Comment vous décririez-vous, ainsi que votre approche du cyclisme ?
Je me décrirais comme quelqu’un qui aime repousser les limites, pas seulement physiquement mais aussi mentalement et émotionnellement. Dans ma vie, le vélo a toujours été un outil d’exploration du monde qui m’entoure. Que je slalome entre les voitures en ville comme coursier ou que je roule vers le bout du monde lors d’un événement d’endurance épique, je cherche toujours un équilibre entre défi et liberté. Pour moi, ce n’est pas tant le podium qui compte, mais le voyage : découvrir de nouveaux lieux, de nouvelles personnes et de nouvelles facettes de moi-même.
Ta vie de cycliste semble en constante évolution. Quel rôle le métier de coursier a-t-il joué dans ton orientation vers l’ultra-distance ? Et comment l’ultra-distance t’a-t-elle amené sur la voie du storytelling ?

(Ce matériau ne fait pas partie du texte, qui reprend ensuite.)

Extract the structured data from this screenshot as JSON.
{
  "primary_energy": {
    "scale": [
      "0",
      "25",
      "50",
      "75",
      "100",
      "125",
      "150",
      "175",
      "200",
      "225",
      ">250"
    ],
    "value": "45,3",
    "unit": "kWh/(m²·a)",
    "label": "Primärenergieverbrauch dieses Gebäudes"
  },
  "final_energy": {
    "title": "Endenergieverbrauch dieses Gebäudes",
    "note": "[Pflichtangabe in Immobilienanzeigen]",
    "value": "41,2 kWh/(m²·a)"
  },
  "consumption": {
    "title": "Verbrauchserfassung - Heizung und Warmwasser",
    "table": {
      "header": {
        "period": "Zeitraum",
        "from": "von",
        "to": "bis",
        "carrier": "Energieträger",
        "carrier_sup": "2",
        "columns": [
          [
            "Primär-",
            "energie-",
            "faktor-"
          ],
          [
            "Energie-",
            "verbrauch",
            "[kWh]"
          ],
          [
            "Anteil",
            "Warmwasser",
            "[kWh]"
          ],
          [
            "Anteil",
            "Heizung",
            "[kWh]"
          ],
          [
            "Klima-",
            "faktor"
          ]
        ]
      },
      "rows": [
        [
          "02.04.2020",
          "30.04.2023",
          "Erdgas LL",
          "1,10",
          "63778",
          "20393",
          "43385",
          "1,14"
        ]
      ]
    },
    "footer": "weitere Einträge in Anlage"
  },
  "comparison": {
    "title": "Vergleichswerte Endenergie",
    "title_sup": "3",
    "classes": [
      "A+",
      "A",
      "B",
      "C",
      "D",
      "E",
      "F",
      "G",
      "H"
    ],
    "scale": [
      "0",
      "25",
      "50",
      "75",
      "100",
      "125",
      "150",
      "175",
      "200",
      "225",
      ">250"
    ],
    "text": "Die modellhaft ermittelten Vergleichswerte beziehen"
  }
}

Travailler comme coursier à vélo m’a appris à gérer la pression, à respecter des délais serrés et à faire face à l’imprévu. D’une certaine manière, c’est une excellente introduction à la course d’endurance. Il faut prendre des décisions en une fraction de seconde, garder un rythme élevé et toujours anticiper plusieurs coups d’avance. Cet état d’esprit s’est naturellement transposé à l’ultra-distance, où il s’agit en permanence de stratégie et de gestion de ses limites sur de longues distances.
Quant au storytelling, l’ultra-distance m’a offert tant d’occasions de rencontrer des personnes et des lieux que je n’aurais jamais découverts autrement. Ces épreuves regorgent de moments – bons, mauvais et tout ce qu’il y a entre les deux – qui font de belles histoires. La course, ce n’est pas que le vélo : c’est l’humain, les leçons apprises dans la difficulté, et les liens mémorables tissés en chemin.